Last summer, a college student in Philadelphia learned the hard way that the emergency room is not the cheapest healthcare option. Matt Anderson, 19, cut his finger while doing dishes in his apartment. His roommate, a concerned biology major, advised him to go to the hospital since he’d used the same knife to cut raw meat earlier that day and was afraid it could become infected.
Naively, Anderson went to the emergency room at Chestnut Hill Hospital around 11 p.m. and emerged two hours later with some liquid stitches and a bandage.
“I saw a nurse for maybe five to 10 minutes and a doctor for maybe five minutes tops,” said Anderson.
When he received the bill a few months later, Anderson could not believe his eyes. His simple visit cost $2,782.
But why was his bill so high? Simply bad timing.
There’s no doubt that visits to the emergency room are expensive. In fact, the average cost of an ER visit is $1,500. After checking into the emergency room, Anderson waited until the clock ticked past midnight to finally see a doctor. Because of this, he was double-billed for the amount of $873, on top of a $774, including a fee charged by the hospital itself in order to make sure that its doors remain open. But since Anderson’s parent’s health insurance plan has a $4,000 deductible, they are responsible for paying the entire bill out of pocket.

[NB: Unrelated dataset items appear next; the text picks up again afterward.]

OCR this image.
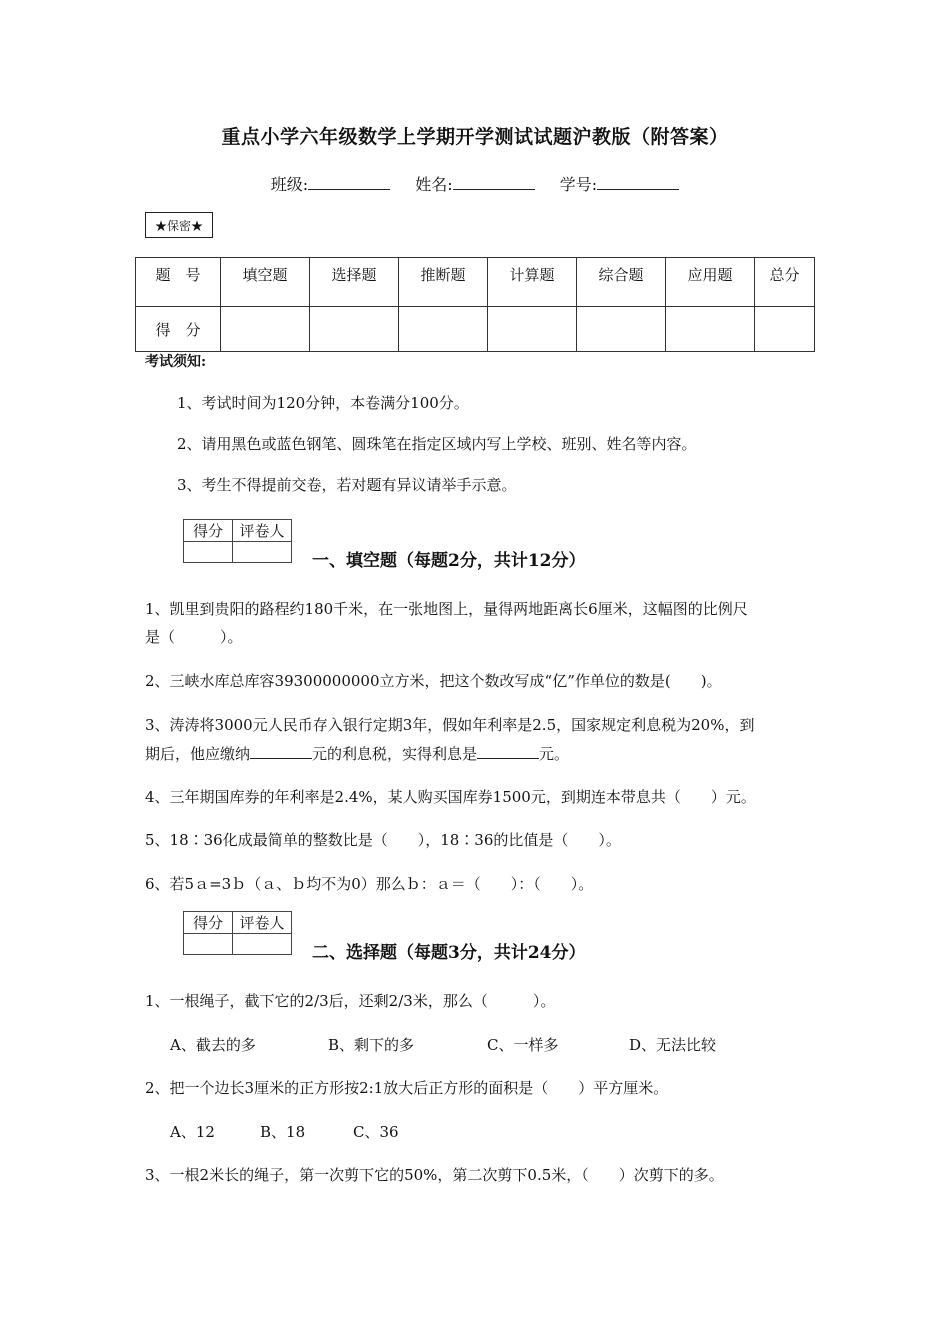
重点小学六年级数学上学期开学测试试题沪教版（附答案）
班级:	姓名:	学号:
★保密★
题　号	填空题	选择题	推断题	计算题	综合题	应用题	总分
得　分							
考试须知:
1、考试时间为120分钟，本卷满分100分。
2、请用黑色或蓝色钢笔、圆珠笔在指定区域内写上学校、班别、姓名等内容。
3、考生不得提前交卷，若对题有异议请举手示意。
得分	评卷人

一、填空题（每题2分，共计12分）
1、凯里到贵阳的路程约180千米，在一张地图上，量得两地距离长6厘米，这幅图的比例尺
是（　　　）。
2、三峡水库总库容39300000000立方米，把这个数改写成“亿”作单位的数是(　　)。
3、涛涛将3000元人民币存入银行定期3年，假如年利率是2.5，国家规定利息税为20%，到
期后，他应缴纳	元的利息税，实得利息是	元。
4、三年期国库券的年利率是2.4%，某人购买国库券1500元，到期连本带息共（　　）元。
5、18∶36化成最简单的整数比是（　　），18∶36的比值是（　　）。
6、若5ａ=3ｂ（ａ、ｂ均不为0）那么ｂ：ａ＝（　　）：（　　）。
得分	评卷人

二、选择题（每题3分，共计24分）
1、一根绳子，截下它的2/3后，还剩2/3米，那么（　　　）。
A、截去的多	B、剩下的多	C、一样多	D、无法比较
2、把一个边长3厘米的正方形按2:1放大后正方形的面积是（　　）平方厘米。
A、12	B、18	C、36
3、一根2米长的绳子，第一次剪下它的50%，第二次剪下0.5米，（　　）次剪下的多。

Matt’s father, Todd Anderson, is especially concerned about how this setback will affect his son’s future finances.
“My son is 19, he’s trying to do everything right and build his credit, and now I’m worried this will go against [him],” Todd says. “He still feels very guilty right now. He told me he has 25 meals on his card for the semester, and maybe he could use those to get some money to pay for it.”
The American healthcare system very rarely reveals its prices, and even with insurance, these prices are subject to rise depending on hospital affiliations and contracts that patients have no control over.
This flaw in particular is what’s making the Republican motion to replace the Affordable Care Act to strong.
“The ACA did a great many things, but it didn’t do anything with costs,” according to Renee Hsia, who studies emergency medical billing at the University of California, San Francisco. “You can imagine the hospital associations lobbying against that. It’s not in their interest to change the system even though it’s dysfunctional.”
As Todd Anderson makes calls in order to fight for a lower bill, the bill from Chestnut Hill Hospital has gone into collection. After calling a number of immediate care centers, he found that the same procedure would have cost him between $150 and $225 elsewhere.